Tropical storm-force winds are expected to hit the area Saturday afternoon, with Ida expected to slam into the Louisiana coast as a powerful Category Four hurricane on Sunday evening.

In New Orleans, Mayor LaToya Cantrell warned residents to take Ida with utmost seriousness.

"Time is not on our side," she said in a televised news briefing on Saturday. "It's rapidly growing, it's intensifying."

Southern Louisiana was bracing for massive damage and flooding - with rainfall of up to 20 inches (50 centimeters) predicted in spots - as the fast-intensifying storm roars through the Gulf after pummeling western Cuba.

Officials warned that power outages were a virtual certainty - and might be long-lasting.

"Extended power loss is almost certain," New Orleans homeland security director Collin Arnold told reporters Saturday. "I'm imploring you to take this storm seriously."

As of late Saturday morning, Ida packed maximum sustained winds of 85 mph (135 kph) and was moving on a northwestern track at a rapid 16 mph, the NHC said.

Cantrell earlier urged people within the city's hurricane protection area to hunker down, adding that anyone outside the area planning to leave should "do so immediately."

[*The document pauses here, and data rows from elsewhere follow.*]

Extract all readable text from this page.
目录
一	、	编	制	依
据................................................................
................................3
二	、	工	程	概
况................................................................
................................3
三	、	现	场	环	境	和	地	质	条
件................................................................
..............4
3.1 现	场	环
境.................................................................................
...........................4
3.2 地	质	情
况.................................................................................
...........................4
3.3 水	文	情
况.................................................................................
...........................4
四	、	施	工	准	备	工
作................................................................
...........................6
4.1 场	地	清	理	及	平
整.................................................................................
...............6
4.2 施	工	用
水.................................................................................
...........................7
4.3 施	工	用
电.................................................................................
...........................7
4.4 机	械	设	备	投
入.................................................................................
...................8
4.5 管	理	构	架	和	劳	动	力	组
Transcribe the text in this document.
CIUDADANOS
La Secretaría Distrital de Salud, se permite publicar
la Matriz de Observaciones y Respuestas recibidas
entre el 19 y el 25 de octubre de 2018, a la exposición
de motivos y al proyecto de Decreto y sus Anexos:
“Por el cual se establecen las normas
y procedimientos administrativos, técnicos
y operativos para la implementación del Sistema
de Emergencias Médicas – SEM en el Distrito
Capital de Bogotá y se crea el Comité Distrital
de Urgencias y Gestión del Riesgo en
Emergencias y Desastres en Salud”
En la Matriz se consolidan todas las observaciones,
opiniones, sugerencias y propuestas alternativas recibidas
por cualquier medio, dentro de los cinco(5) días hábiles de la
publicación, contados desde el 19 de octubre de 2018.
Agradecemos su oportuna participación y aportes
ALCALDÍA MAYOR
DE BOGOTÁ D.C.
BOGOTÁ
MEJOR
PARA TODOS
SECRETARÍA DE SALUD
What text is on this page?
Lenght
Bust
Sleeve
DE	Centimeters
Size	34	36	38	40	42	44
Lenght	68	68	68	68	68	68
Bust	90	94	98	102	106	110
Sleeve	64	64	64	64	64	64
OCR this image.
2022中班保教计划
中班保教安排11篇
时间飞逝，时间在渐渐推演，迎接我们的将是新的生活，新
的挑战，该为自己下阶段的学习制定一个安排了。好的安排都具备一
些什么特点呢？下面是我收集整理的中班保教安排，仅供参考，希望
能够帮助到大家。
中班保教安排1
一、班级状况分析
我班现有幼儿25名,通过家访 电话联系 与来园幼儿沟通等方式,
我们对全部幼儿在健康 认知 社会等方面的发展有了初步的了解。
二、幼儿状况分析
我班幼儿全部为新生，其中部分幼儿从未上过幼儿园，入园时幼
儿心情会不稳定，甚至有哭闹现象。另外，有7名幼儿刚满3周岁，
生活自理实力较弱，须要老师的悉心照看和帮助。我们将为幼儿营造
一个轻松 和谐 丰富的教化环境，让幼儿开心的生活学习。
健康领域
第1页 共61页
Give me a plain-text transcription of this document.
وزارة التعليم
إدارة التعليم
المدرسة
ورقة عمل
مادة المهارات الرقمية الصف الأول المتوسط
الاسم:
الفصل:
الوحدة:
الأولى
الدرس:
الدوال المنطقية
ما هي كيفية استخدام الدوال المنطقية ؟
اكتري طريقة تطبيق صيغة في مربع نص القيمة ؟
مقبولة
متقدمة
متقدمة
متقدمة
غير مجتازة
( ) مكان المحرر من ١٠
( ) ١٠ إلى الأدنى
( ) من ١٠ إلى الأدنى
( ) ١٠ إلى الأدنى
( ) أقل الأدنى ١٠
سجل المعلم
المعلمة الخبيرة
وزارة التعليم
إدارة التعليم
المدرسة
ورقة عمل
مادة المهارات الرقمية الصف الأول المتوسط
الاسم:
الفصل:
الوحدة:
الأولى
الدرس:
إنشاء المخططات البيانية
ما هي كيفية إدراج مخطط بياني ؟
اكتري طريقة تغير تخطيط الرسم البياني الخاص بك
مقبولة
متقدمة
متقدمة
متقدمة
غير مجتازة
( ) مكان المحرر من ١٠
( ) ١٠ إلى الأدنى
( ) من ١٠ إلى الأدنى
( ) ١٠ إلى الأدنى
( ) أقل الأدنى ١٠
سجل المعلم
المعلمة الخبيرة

"We don't want to have people on the road and therefore in greater danger," she said Friday.

Sunday is the 16th anniversary of Katrina, the devastating hurricane that flooded 80 percent of New Orleans, leaving 1,800 people dead and inflicting billions in property damage.

The city has substantially strengthened its protective levee system since then.

Cantrell said that to avoid the chaos that followed Katrina, with thousands of people stranded by floodwaters, the city has protectively chartered 125 coach buses for post-storm evacuations.